Her tone suggested she likely would not hear Laura’s answer. “A little of everything, but especially the five-bean salad and the macaroni-and-cheese casserole. And Mary Katherine’s chocolate German cake.”
“Got it.”
It seemed unlikely, but Laura smiled and shrugged at Ruby. Her daughter’s worried gaze followed Tamara. None of the festive holiday spirit imbued her face. She looked scared. “What is it, Ruby?” Laura sat and patted the spot on the bench next to her. “You don’t look like you have high hopes for the new year.”
Ruby’s eyes reddened with tears. Her mouth opened and closed. She mopped her face with a huge white handkerchief.
“Dochder, what is it?” Laura took
her hand and squeezed. More tears. More mopping. “What’s got you so heartbroken? Is there something I don’t know about?”
Ruby was the youngest and most softhearted of Laura’s four daughters. Victoria, the oldest girl, didn’t have time to be softhearted, what with five brothers and three sisters. Marilyn and Lena, the two middle girls, took turns caring for Ruby, who came at the tail end after three boys. She followed her sisters around everywhere. She was born to be a mother and wife. All Plain women were, but some fell into it more naturally than others.
“I’ve prayed for forgiveness. I know my worry is a sin.” Ruby sniffed. Laura followed her gaze. Tamara picked up two plates. She spoke to Emmett. He took one of the plates and followed her along the tables that groaned with the massive weight of casseroles, sandwiches, ham, turkey, side dishes, breads, and desserts. “I can’t bear the thought of losing her. She’s too smart for her own gut. Where did that come from, Mudder? I’m not smart. Martin is a gut, decent man who has tried to bring our kinner up right. How could this happen?”
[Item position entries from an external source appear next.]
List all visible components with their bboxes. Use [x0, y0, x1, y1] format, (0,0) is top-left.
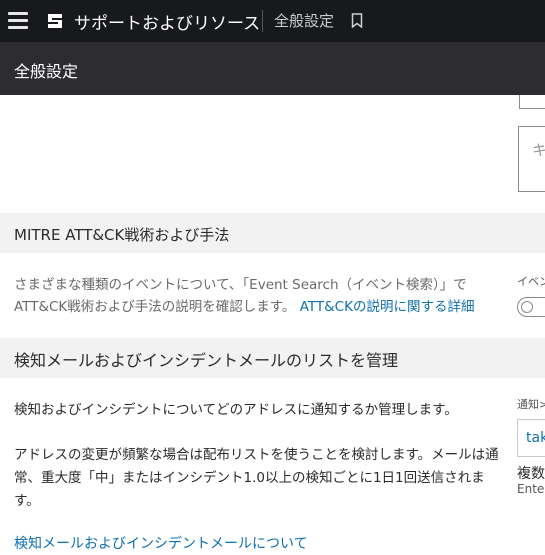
page-header: 全般設定	[0, 42, 545, 95]
detection-email-section-header: 検知メールおよびインシデントメールのリストを管理	[0, 338, 545, 378]
enter-hint: Ente	[517, 482, 545, 496]
mitre-toggle-label: イベン	[517, 275, 545, 288]
falcon-logo-icon[interactable]	[45, 11, 65, 31]
menu-icon[interactable]	[8, 12, 28, 30]
title-divider	[262, 10, 263, 32]
mitre-section-title: MITRE ATT&CK戦術および手法	[14, 226, 230, 244]
app-title[interactable]: サポートおよびリソース	[74, 9, 260, 34]
bookmark-icon[interactable]	[351, 13, 363, 28]
detection-email-description: 検知およびインシデントについてどのアドレスに通知するか管理します。	[14, 402, 458, 418]
page-title: 全般設定	[14, 62, 79, 81]
detection-email-note: アドレスの変更が頻繁な場合は配布リストを使うことを検討します。メールは通常、重大…	[14, 447, 499, 509]
mitre-section-header: MITRE ATT&CK戦術および手法	[0, 213, 545, 253]
notify-email-input[interactable]: tak	[517, 419, 545, 457]
mitre-toggle[interactable]	[517, 297, 545, 317]
breadcrumb[interactable]: 全般設定	[274, 10, 334, 31]
detection-email-about-link[interactable]: 検知メールおよびインシデントメールについて	[14, 533, 308, 553]
top-bar: サポートおよびリソース 全般設定	[0, 0, 545, 42]
detection-email-section-title: 検知メールおよびインシデントメールのリストを管理	[14, 351, 399, 370]
notify-field-label: 通知>	[517, 398, 545, 411]
partial-textarea[interactable]: キ	[518, 126, 545, 192]
mitre-details-link[interactable]: ATT&CKの説明に関する詳細	[300, 299, 475, 315]
toggle-knob	[521, 300, 533, 313]
mitre-desc-line2: ATT&CK戦術および手法の説明を確認します。	[14, 299, 296, 315]
mitre-desc-line1: さまざまな種類のイベントについて、「Event Search（イベント検索）」で	[14, 277, 467, 293]
mitre-description: さまざまな種類のイベントについて、「Event Search（イベント検索）」で…	[14, 274, 509, 318]
multiple-address-label: 複数	[517, 466, 545, 482]
partial-input-field[interactable]	[519, 95, 545, 109]
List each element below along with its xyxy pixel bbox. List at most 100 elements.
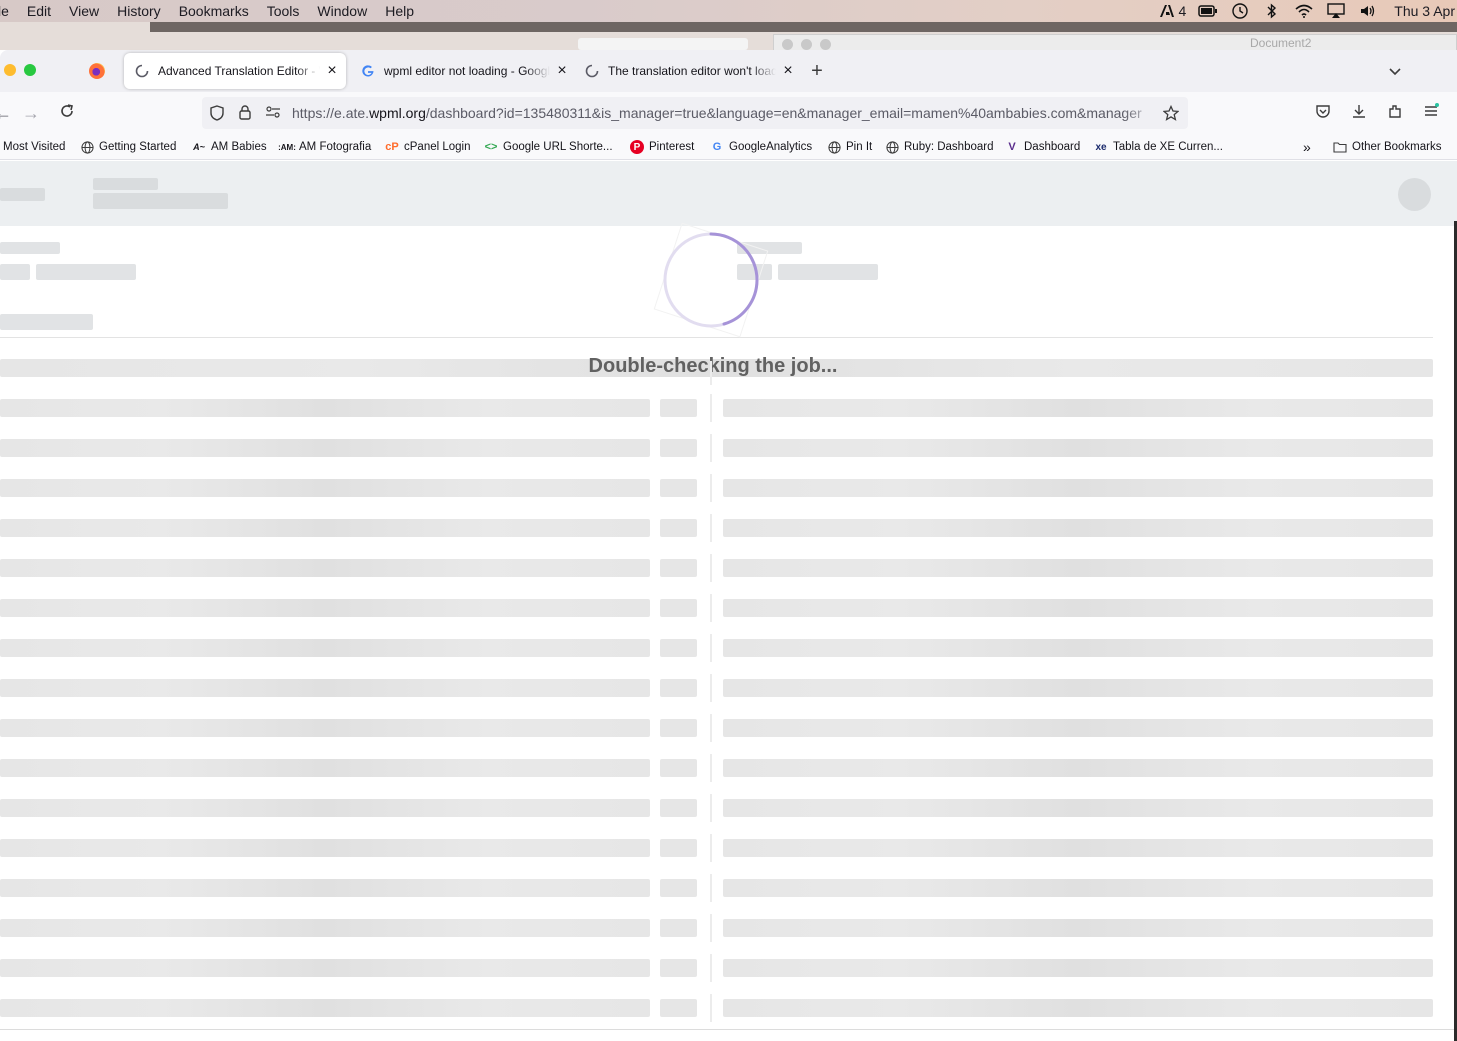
tab-close-icon[interactable]: × bbox=[554, 63, 570, 79]
segment-status-skeleton bbox=[660, 559, 697, 577]
target-segment-skeleton bbox=[723, 999, 1433, 1017]
globe-icon bbox=[885, 140, 899, 154]
bookmarks-toolbar: Most Visited Getting Started A~ AM Babies… bbox=[0, 134, 1457, 160]
menu-edit[interactable]: Edit bbox=[18, 3, 60, 19]
target-segment-skeleton bbox=[723, 919, 1433, 937]
source-segment-skeleton bbox=[0, 599, 650, 617]
bookmark-pinterest[interactable]: P Pinterest bbox=[630, 139, 694, 155]
source-segment-skeleton bbox=[0, 799, 650, 817]
volume-icon[interactable] bbox=[1358, 3, 1378, 19]
source-segment-skeleton bbox=[0, 959, 650, 977]
tab-translation-editor-wont-load[interactable]: The translation editor won't load × bbox=[574, 53, 796, 89]
bookmark-am-fotografia[interactable]: :AM: AM Fotografia bbox=[278, 139, 371, 155]
airplay-icon[interactable] bbox=[1326, 3, 1346, 19]
segment-status-skeleton bbox=[660, 919, 697, 937]
lock-icon[interactable] bbox=[236, 105, 254, 121]
column-divider bbox=[710, 914, 712, 942]
menu-file[interactable]: le bbox=[0, 3, 18, 19]
tab-advanced-translation-editor[interactable]: Advanced Translation Editor - WPML × bbox=[124, 53, 346, 89]
segment-status-skeleton bbox=[660, 999, 697, 1017]
bookmark-dashboard[interactable]: V Dashboard bbox=[1005, 139, 1080, 155]
target-segment-skeleton bbox=[723, 639, 1433, 657]
column-divider bbox=[710, 994, 712, 1022]
column-divider bbox=[710, 954, 712, 982]
address-bar[interactable]: https://e.ate.wpml.org/dashboard?id=1354… bbox=[202, 97, 1188, 129]
google-icon bbox=[360, 63, 376, 79]
menu-window[interactable]: Window bbox=[308, 3, 376, 19]
bookmark-xe-currency[interactable]: xe Tabla de XE Curren... bbox=[1094, 139, 1223, 155]
tab-google-search[interactable]: wpml editor not loading - Google Search … bbox=[350, 53, 572, 89]
app-menu-icon[interactable] bbox=[1420, 102, 1442, 124]
source-segment-skeleton bbox=[0, 999, 650, 1017]
wifi-icon[interactable] bbox=[1294, 3, 1314, 19]
segment-status-skeleton bbox=[660, 679, 697, 697]
menu-help[interactable]: Help bbox=[376, 3, 423, 19]
target-segment-skeleton bbox=[723, 599, 1433, 617]
tab-title: The translation editor won't load bbox=[608, 64, 776, 78]
bookmark-most-visited[interactable]: Most Visited bbox=[3, 139, 65, 155]
header-skeleton-block bbox=[93, 178, 158, 190]
page-bottom-border bbox=[0, 1029, 1457, 1030]
google-icon: G bbox=[712, 141, 722, 153]
tracking-protection-shield-icon[interactable] bbox=[208, 105, 226, 121]
editor-header-skeleton bbox=[0, 161, 1457, 226]
column-divider bbox=[710, 434, 712, 462]
bookmark-star-icon[interactable] bbox=[1162, 104, 1180, 121]
target-segment-skeleton bbox=[723, 519, 1433, 537]
window-minimize-button[interactable] bbox=[4, 64, 16, 76]
menu-view[interactable]: View bbox=[60, 3, 108, 19]
bookmark-ruby-dashboard[interactable]: Ruby: Dashboard bbox=[885, 139, 994, 155]
source-segment-skeleton bbox=[0, 519, 650, 537]
bookmark-label: Getting Started bbox=[99, 141, 177, 153]
menu-bookmarks[interactable]: Bookmarks bbox=[170, 3, 258, 19]
pinterest-icon: P bbox=[630, 140, 644, 154]
segment-status-skeleton bbox=[660, 839, 697, 857]
bookmark-google-url-shortener[interactable]: <> Google URL Shorte... bbox=[484, 139, 613, 155]
bookmark-google-analytics[interactable]: G GoogleAnalytics bbox=[710, 139, 812, 155]
tab-close-icon[interactable]: × bbox=[324, 63, 340, 79]
bookmark-getting-started[interactable]: Getting Started bbox=[80, 139, 176, 155]
source-segment-skeleton bbox=[0, 719, 650, 737]
bluetooth-icon[interactable] bbox=[1262, 3, 1282, 19]
target-segment-skeleton bbox=[723, 839, 1433, 857]
list-all-tabs-icon[interactable] bbox=[1384, 60, 1406, 82]
more-bookmarks-chevron-icon[interactable]: » bbox=[1303, 139, 1311, 155]
pocket-icon[interactable] bbox=[1312, 102, 1334, 124]
menu-history[interactable]: History bbox=[108, 3, 170, 19]
reload-button[interactable] bbox=[56, 102, 78, 124]
other-bookmarks-folder[interactable]: Other Bookmarks bbox=[1333, 139, 1441, 155]
firefox-view-icon[interactable] bbox=[89, 63, 105, 79]
downloads-icon[interactable] bbox=[1348, 102, 1370, 124]
bookmark-label: Most Visited bbox=[3, 141, 66, 153]
segment-status-skeleton bbox=[660, 879, 697, 897]
segment-status-skeleton bbox=[660, 639, 697, 657]
dashboard-icon: V bbox=[1008, 141, 1016, 153]
back-button[interactable]: ← bbox=[0, 102, 14, 124]
am-babies-icon: A~ bbox=[193, 142, 205, 152]
bookmark-pin-it[interactable]: Pin It bbox=[827, 139, 872, 155]
source-segment-skeleton bbox=[0, 399, 650, 417]
menu-tools[interactable]: Tools bbox=[258, 3, 309, 19]
bookmark-label: cPanel Login bbox=[404, 141, 471, 153]
source-segment-skeleton bbox=[0, 639, 650, 657]
skeleton-block bbox=[778, 264, 878, 280]
column-divider bbox=[710, 361, 712, 385]
menu-clock[interactable]: Thu 3 Apr bbox=[1394, 3, 1455, 19]
bookmark-cpanel-login[interactable]: cP cPanel Login bbox=[385, 139, 471, 155]
url-text[interactable]: https://e.ate.wpml.org/dashboard?id=1354… bbox=[292, 105, 1158, 121]
adobe-status-icon[interactable]: 4 bbox=[1159, 3, 1186, 19]
url-prefix: https://e.ate. bbox=[292, 105, 370, 121]
forward-button[interactable]: → bbox=[20, 102, 42, 124]
permissions-icon[interactable] bbox=[264, 105, 282, 121]
extensions-icon[interactable] bbox=[1384, 102, 1406, 124]
bookmark-label: Ruby: Dashboard bbox=[904, 141, 994, 153]
window-zoom-button[interactable] bbox=[24, 64, 36, 76]
time-machine-icon[interactable] bbox=[1230, 3, 1250, 19]
battery-icon[interactable] bbox=[1198, 3, 1218, 19]
bookmark-am-babies[interactable]: A~ AM Babies bbox=[192, 139, 267, 155]
new-tab-button[interactable]: + bbox=[806, 60, 828, 82]
source-segment-skeleton bbox=[0, 679, 650, 697]
column-divider bbox=[710, 634, 712, 662]
skeleton-block bbox=[0, 264, 30, 280]
tab-close-icon[interactable]: × bbox=[780, 63, 796, 79]
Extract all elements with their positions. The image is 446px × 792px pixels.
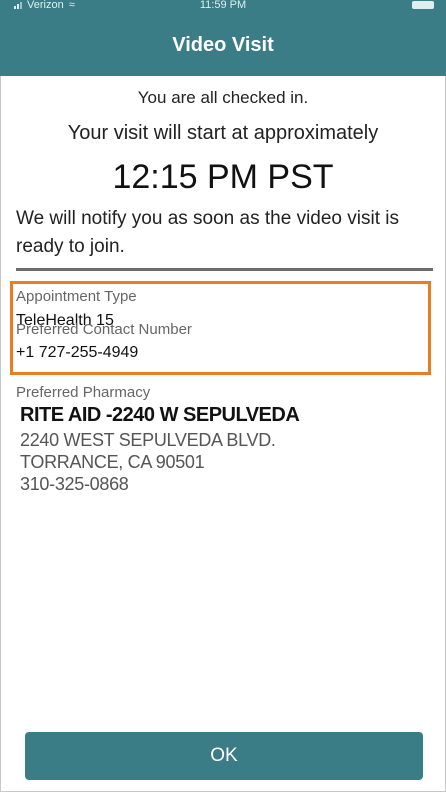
visit-start-time: 12:15 PM PST bbox=[112, 158, 334, 196]
section-divider bbox=[16, 268, 433, 271]
checked-in-message: You are all checked in. bbox=[137, 88, 309, 107]
status-bar: Verizon ≈ 11:59 PM bbox=[0, 0, 446, 14]
appointment-type-label: Appointment Type bbox=[16, 288, 137, 305]
contact-number-value: +1 727-255-4949 bbox=[16, 344, 139, 361]
contact-number-label: Preferred Contact Number bbox=[16, 321, 192, 338]
battery-icon bbox=[412, 1, 434, 9]
pharmacy-address-line1: 2240 WEST SEPULVEDA BLVD. bbox=[20, 430, 276, 450]
header-bar: Video Visit bbox=[0, 14, 446, 76]
pharmacy-name: RITE AID -2240 W SEPULVEDA bbox=[20, 404, 300, 426]
pharmacy-label: Preferred Pharmacy bbox=[16, 384, 151, 401]
status-time: 11:59 PM bbox=[199, 0, 247, 11]
pharmacy-address-line2: TORRANCE, CA 90501 bbox=[20, 452, 205, 472]
pharmacy-phone: 310-325-0868 bbox=[20, 474, 129, 494]
page-title: Video Visit bbox=[172, 33, 274, 56]
notify-message: We will notify you as soon as the video … bbox=[16, 208, 399, 257]
ok-button[interactable]: OK bbox=[25, 732, 423, 780]
visit-start-text: Your visit will start at approximately bbox=[67, 122, 379, 144]
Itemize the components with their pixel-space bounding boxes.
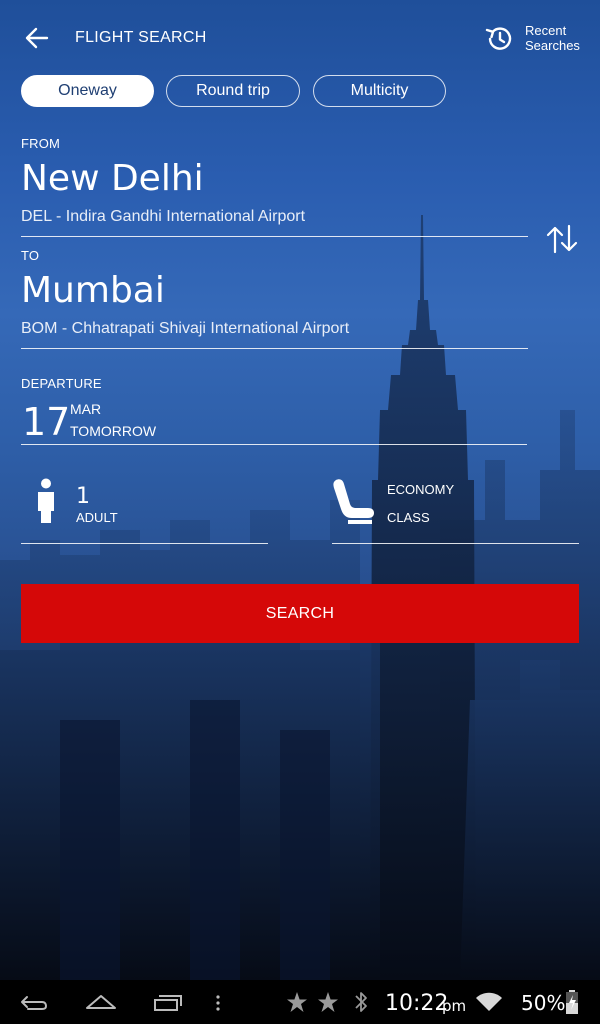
- tab-oneway[interactable]: Oneway: [21, 75, 154, 107]
- back-button[interactable]: [22, 24, 52, 52]
- departure-relative-day: TOMORROW: [70, 423, 157, 439]
- from-label: FROM: [21, 136, 61, 151]
- cabin-class-field[interactable]: ECONOMY CLASS: [332, 470, 579, 544]
- to-airport: BOM - Chhatrapati Shivaji International …: [21, 320, 350, 337]
- departure-month: MAR: [70, 401, 102, 417]
- arrow-left-icon: [25, 27, 49, 49]
- notification-star-icon: [287, 992, 307, 1012]
- system-bar: [0, 980, 600, 1024]
- status-ampm: pm: [442, 997, 467, 1015]
- departure-label: DEPARTURE: [21, 376, 102, 391]
- seat-icon: [333, 479, 374, 524]
- wifi-icon: [476, 992, 502, 1011]
- recent-searches-label: Recent Searches: [525, 23, 595, 53]
- to-label: TO: [21, 248, 40, 263]
- to-underline: [21, 348, 528, 349]
- battery-icon: [566, 990, 578, 1014]
- departure-day: 17: [22, 400, 71, 444]
- passenger-count: 1: [76, 484, 90, 509]
- swap-button[interactable]: [544, 222, 580, 256]
- status-time: 10:22: [385, 991, 449, 1016]
- passenger-type: ADULT: [76, 510, 118, 525]
- passengers-field[interactable]: 1 ADULT: [21, 470, 268, 544]
- tab-multicity[interactable]: Multicity: [313, 75, 446, 107]
- recent-label-line1: Recent: [525, 23, 567, 38]
- departure-underline: [21, 444, 527, 445]
- nav-home-icon[interactable]: [84, 980, 118, 1024]
- swap-vertical-icon: [546, 224, 578, 254]
- bluetooth-icon: [355, 992, 367, 1012]
- from-field[interactable]: FROM New Delhi DEL - Indira Gandhi Inter…: [0, 130, 540, 238]
- cabin-class-underline: [332, 543, 579, 544]
- tab-round-trip[interactable]: Round trip: [166, 75, 300, 107]
- battery-percentage: 50%: [521, 991, 566, 1015]
- nav-back-icon[interactable]: [18, 980, 50, 1024]
- to-field[interactable]: TO Mumbai BOM - Chhatrapati Shivaji Inte…: [0, 242, 540, 350]
- person-icon: [38, 478, 54, 523]
- from-airport: DEL - Indira Gandhi International Airpor…: [21, 208, 306, 225]
- from-underline: [21, 236, 528, 237]
- nav-menu-icon[interactable]: [212, 980, 224, 1024]
- passengers-underline: [21, 543, 268, 544]
- cabin-class-value: ECONOMY: [387, 482, 455, 497]
- to-city: Mumbai: [21, 270, 165, 311]
- recent-searches-button[interactable]: Recent Searches: [484, 22, 594, 56]
- notification-star-icon-2: [318, 992, 338, 1012]
- search-button[interactable]: SEARCH: [21, 584, 579, 643]
- recent-label-line2: Searches: [525, 38, 580, 53]
- history-icon: [485, 27, 512, 50]
- page-title: FLIGHT SEARCH: [75, 29, 207, 46]
- cabin-class-label: CLASS: [387, 510, 430, 525]
- from-city: New Delhi: [21, 158, 204, 199]
- nav-recents-icon[interactable]: [152, 980, 184, 1024]
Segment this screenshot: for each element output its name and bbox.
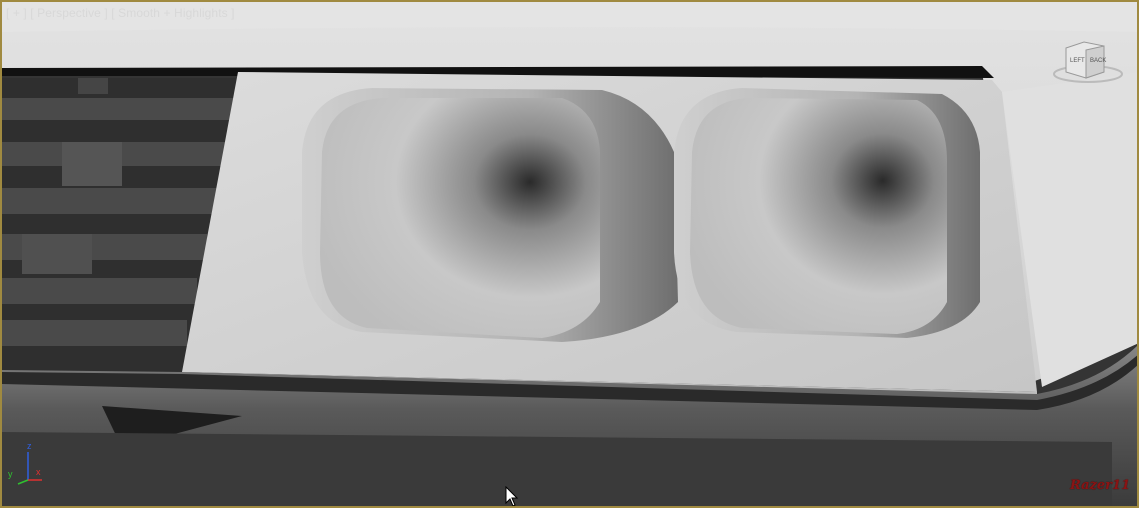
viewport-label[interactable]: [ + ] [ Perspective ] [ Smooth + Highlig… bbox=[6, 6, 235, 20]
axis-y-label: y bbox=[8, 469, 13, 479]
car-headlight-model[interactable] bbox=[2, 2, 1139, 508]
axis-x-label: x bbox=[36, 467, 41, 477]
viewcube-icon[interactable]: LEFT BACK bbox=[1052, 38, 1124, 86]
axis-tripod-icon: z x y bbox=[6, 442, 46, 488]
viewport-point-of-view-menu[interactable]: [ Perspective ] bbox=[30, 6, 108, 20]
author-watermark: Razer11 bbox=[1070, 478, 1131, 493]
viewcube-back-face[interactable]: BACK bbox=[1090, 58, 1106, 64]
viewport-shading-menu[interactable]: [ Smooth + Highlights ] bbox=[111, 6, 234, 20]
arrow-cursor-icon bbox=[505, 485, 519, 506]
viewport-menu-plus[interactable]: [ + ] bbox=[6, 6, 27, 20]
perspective-viewport[interactable]: [ + ] [ Perspective ] [ Smooth + Highlig… bbox=[0, 0, 1139, 508]
viewcube-left-face[interactable]: LEFT bbox=[1070, 58, 1085, 64]
axis-z-label: z bbox=[27, 441, 32, 451]
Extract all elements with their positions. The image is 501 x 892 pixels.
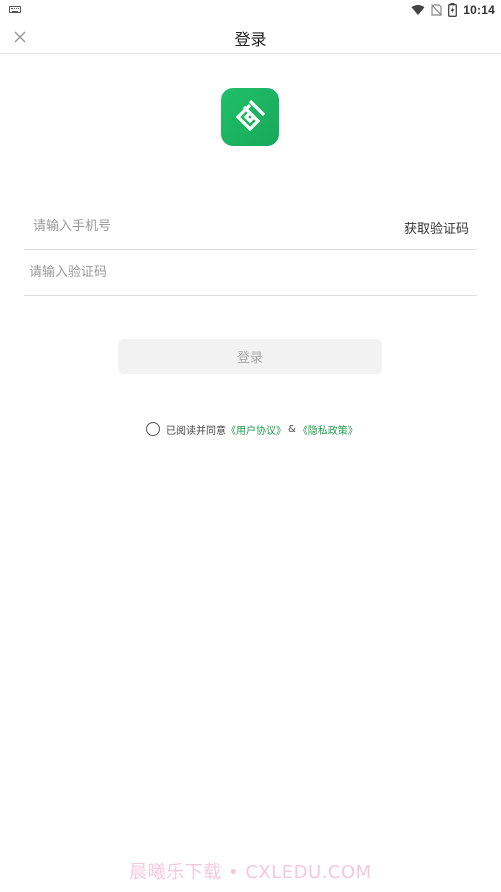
- agreement-row: 已阅读并同意 《用户协议》 & 《隐私政策》: [146, 421, 358, 437]
- agreement-prefix: 已阅读并同意: [166, 425, 226, 437]
- phone-input[interactable]: [24, 204, 384, 249]
- verification-code-input[interactable]: [24, 250, 477, 295]
- page-title: 登录: [234, 30, 267, 49]
- status-bar: 10:14: [0, 0, 501, 20]
- no-sim-icon: [431, 4, 443, 16]
- app-logo-icon: [235, 99, 266, 132]
- keyboard-icon: [9, 6, 21, 13]
- battery-charging-icon: [448, 3, 458, 17]
- privacy-policy-link[interactable]: 《隐私政策》: [298, 422, 358, 437]
- user-agreement-link[interactable]: 《用户协议》: [226, 422, 286, 437]
- phone-field: 获取验证码: [24, 204, 477, 250]
- get-code-button[interactable]: 获取验证码: [404, 218, 469, 237]
- watermark: 晨曦乐下载 • CXLEDU.COM: [129, 862, 372, 883]
- status-time: 10:14: [463, 3, 495, 17]
- title-bar: 登录: [0, 20, 501, 54]
- verification-code-field: [24, 250, 477, 296]
- login-button[interactable]: 登录: [118, 339, 382, 374]
- status-icons: 10:14: [411, 2, 495, 18]
- agreement-separator: &: [288, 423, 296, 435]
- agree-checkbox[interactable]: [146, 422, 160, 436]
- app-logo: [221, 88, 279, 146]
- wifi-icon: [411, 4, 425, 15]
“You know what they say about worry?”
“I do. Worrying about tomorrow takes the joy out of today.”
“She’s doing better. Look at her. It’s obvious she likes Emmett.” Laura had tried, with no luck, to find out how much. Two buggy rides didn’t a courtship make. But it could be a fine start. It had been with Eli. Tamara managed to duck every inquiry with a self-satisfied smirk. “She’s done well at Rosalie’s. She’s like you, born to be a mudder and fraa. She’s seeing that every day.”
“You think so?” Ruby’s anxious gaze dropped. She kneaded her fingers in her lap. “Martin is beside himself. He says if she runs off to the college, she’ll never be welcome in our home again. He says he can’t have her influencing the other kinner.”
“He is right.” Laura tried to soften the words. Martin had to keep the two teenagers still left at home free of worldly influence. That was his job as a father. One Ruby shared. “But she could very well change her mind. She understands what an important decision this is. She knows what it will mean to her and to you and your mann. She’s not immune to the pain it will cause.”